FIG 2.

Mapping BZLF1 functional domains required for the inhibition of TNF-α. (A) Diagrams of wild-type and mutant BZLF1 are shown, and the expression levels of GFP-tagged BZLF1 constructs in 293T cells were detected by Western blotting. TA, transcriptional activator domain; DB, DNA binding domain; CC, coiled-coil domain. (B) Wild-type and mutant BZLF1 constructs were cotransfected with TNF-α-luc promoter reporters with GAPDH promoter-driven Renilla luciferase expression vector pRL-GAPDH as the internal control. (C) Different doses (0 ng, 10 ng, 50 ng, 100 ng, and 200 ng) of wild-type or mutated BZLF1-expressing plasmids were cotransfected with the TNF-α reporter and pRL-GAPDH in 293T cells. (D to I) Wild-type and mutant BZLF1 constructs were cotransfected with IFN-γ-luc, IL-1β-luc, pIL-8-luc, pBMLF1-luc, pBMRF1-luc, or pEBNA1-luc promoter reporters and pRL-GAPDH as an internal control.
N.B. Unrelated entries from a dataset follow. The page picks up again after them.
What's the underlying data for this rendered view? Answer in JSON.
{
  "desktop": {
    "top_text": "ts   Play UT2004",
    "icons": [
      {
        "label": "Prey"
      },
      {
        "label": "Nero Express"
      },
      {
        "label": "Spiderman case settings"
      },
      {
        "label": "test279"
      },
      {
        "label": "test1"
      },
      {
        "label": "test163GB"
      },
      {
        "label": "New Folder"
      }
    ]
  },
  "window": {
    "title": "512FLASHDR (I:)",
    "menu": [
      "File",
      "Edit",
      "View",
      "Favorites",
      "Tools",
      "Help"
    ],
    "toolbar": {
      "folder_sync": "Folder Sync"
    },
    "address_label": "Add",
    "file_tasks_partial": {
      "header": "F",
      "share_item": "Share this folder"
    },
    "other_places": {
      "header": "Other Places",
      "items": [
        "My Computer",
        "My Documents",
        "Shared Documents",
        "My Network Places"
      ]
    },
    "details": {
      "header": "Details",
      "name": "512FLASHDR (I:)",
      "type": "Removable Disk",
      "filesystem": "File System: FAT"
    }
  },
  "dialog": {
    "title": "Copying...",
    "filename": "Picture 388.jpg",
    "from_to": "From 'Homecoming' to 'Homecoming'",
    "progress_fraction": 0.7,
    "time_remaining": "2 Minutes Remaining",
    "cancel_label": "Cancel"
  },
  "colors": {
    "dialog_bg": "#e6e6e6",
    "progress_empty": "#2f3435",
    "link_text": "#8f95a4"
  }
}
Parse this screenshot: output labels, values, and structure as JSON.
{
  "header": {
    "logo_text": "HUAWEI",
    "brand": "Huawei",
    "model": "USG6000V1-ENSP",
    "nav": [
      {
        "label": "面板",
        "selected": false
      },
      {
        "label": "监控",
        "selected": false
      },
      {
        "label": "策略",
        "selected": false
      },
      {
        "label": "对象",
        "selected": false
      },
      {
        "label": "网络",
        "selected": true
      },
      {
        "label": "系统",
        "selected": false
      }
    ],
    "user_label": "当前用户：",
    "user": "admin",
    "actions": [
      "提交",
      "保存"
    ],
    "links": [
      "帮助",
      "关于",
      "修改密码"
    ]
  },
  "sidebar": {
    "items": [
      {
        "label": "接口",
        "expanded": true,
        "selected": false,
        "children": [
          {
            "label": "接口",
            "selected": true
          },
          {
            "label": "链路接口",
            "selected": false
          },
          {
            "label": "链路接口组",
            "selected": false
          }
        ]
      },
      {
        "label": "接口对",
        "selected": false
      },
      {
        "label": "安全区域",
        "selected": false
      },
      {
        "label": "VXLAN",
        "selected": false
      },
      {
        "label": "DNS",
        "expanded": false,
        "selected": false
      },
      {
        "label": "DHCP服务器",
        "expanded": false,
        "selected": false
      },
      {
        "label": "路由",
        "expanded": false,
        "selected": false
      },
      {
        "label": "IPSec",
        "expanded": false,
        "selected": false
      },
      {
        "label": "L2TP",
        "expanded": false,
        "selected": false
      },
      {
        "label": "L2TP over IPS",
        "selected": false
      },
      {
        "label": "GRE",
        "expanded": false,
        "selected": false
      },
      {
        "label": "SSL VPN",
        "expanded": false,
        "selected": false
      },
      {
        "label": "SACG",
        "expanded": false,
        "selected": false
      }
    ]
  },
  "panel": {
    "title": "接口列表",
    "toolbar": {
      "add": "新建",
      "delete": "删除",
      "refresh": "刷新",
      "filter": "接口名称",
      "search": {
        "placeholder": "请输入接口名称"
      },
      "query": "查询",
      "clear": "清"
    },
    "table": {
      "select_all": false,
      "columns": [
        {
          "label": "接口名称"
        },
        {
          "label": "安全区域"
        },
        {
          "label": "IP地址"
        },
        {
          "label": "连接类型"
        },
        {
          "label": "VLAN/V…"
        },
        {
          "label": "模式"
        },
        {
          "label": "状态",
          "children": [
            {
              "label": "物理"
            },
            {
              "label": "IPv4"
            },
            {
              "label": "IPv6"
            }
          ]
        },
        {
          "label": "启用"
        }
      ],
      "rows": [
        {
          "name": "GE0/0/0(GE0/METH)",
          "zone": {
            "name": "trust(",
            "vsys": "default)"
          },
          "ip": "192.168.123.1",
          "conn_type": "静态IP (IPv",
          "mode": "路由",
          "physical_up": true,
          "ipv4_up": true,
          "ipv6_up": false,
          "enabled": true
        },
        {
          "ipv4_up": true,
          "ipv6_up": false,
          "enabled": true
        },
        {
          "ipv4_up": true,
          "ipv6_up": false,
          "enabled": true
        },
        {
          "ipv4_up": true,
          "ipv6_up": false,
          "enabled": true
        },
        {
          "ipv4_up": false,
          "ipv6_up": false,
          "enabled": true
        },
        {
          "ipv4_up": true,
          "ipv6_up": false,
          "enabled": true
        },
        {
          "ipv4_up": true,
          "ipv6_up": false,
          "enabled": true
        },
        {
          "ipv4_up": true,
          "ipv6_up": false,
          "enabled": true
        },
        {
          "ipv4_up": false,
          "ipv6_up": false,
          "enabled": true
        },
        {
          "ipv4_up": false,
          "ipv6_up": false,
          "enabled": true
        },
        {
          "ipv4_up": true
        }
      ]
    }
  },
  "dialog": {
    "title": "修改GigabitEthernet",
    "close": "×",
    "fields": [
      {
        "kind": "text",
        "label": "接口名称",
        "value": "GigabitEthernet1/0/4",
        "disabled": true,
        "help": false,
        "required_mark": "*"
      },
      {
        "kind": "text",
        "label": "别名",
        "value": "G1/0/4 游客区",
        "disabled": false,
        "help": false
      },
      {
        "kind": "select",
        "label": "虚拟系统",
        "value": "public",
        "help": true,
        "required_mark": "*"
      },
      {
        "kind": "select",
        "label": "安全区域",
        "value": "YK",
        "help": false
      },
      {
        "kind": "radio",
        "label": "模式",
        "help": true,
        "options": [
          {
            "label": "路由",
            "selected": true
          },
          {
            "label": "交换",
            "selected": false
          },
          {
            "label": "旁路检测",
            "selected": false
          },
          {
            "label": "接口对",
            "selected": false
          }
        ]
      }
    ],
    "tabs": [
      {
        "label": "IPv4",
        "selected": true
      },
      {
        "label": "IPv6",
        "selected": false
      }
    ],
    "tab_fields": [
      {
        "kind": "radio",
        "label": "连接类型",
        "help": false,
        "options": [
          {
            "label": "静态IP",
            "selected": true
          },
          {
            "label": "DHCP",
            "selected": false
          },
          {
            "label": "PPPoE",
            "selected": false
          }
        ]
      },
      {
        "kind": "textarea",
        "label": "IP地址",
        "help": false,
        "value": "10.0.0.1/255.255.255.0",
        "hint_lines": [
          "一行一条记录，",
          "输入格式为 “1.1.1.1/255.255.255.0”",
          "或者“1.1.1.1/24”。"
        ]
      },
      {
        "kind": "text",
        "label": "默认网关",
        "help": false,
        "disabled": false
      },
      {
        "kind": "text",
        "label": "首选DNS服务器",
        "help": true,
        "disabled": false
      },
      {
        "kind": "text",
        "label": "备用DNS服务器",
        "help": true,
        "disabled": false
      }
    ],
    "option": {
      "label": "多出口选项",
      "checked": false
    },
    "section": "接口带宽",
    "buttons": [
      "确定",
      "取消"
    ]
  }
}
At 24 h after transfection, cells were left untreated or infected by HSV-1 (MOI = 10) for 8 h or treated with TPA (100 ng/ml) for 8 h or starved overnight and stimulated with 20% (vol/vol) FBS for 0.5 h. The luciferase assays were performed as described above. The values are shown as the means ± standard deviations of triplicate analyses of data from three independent experiments. *, P < 0.05.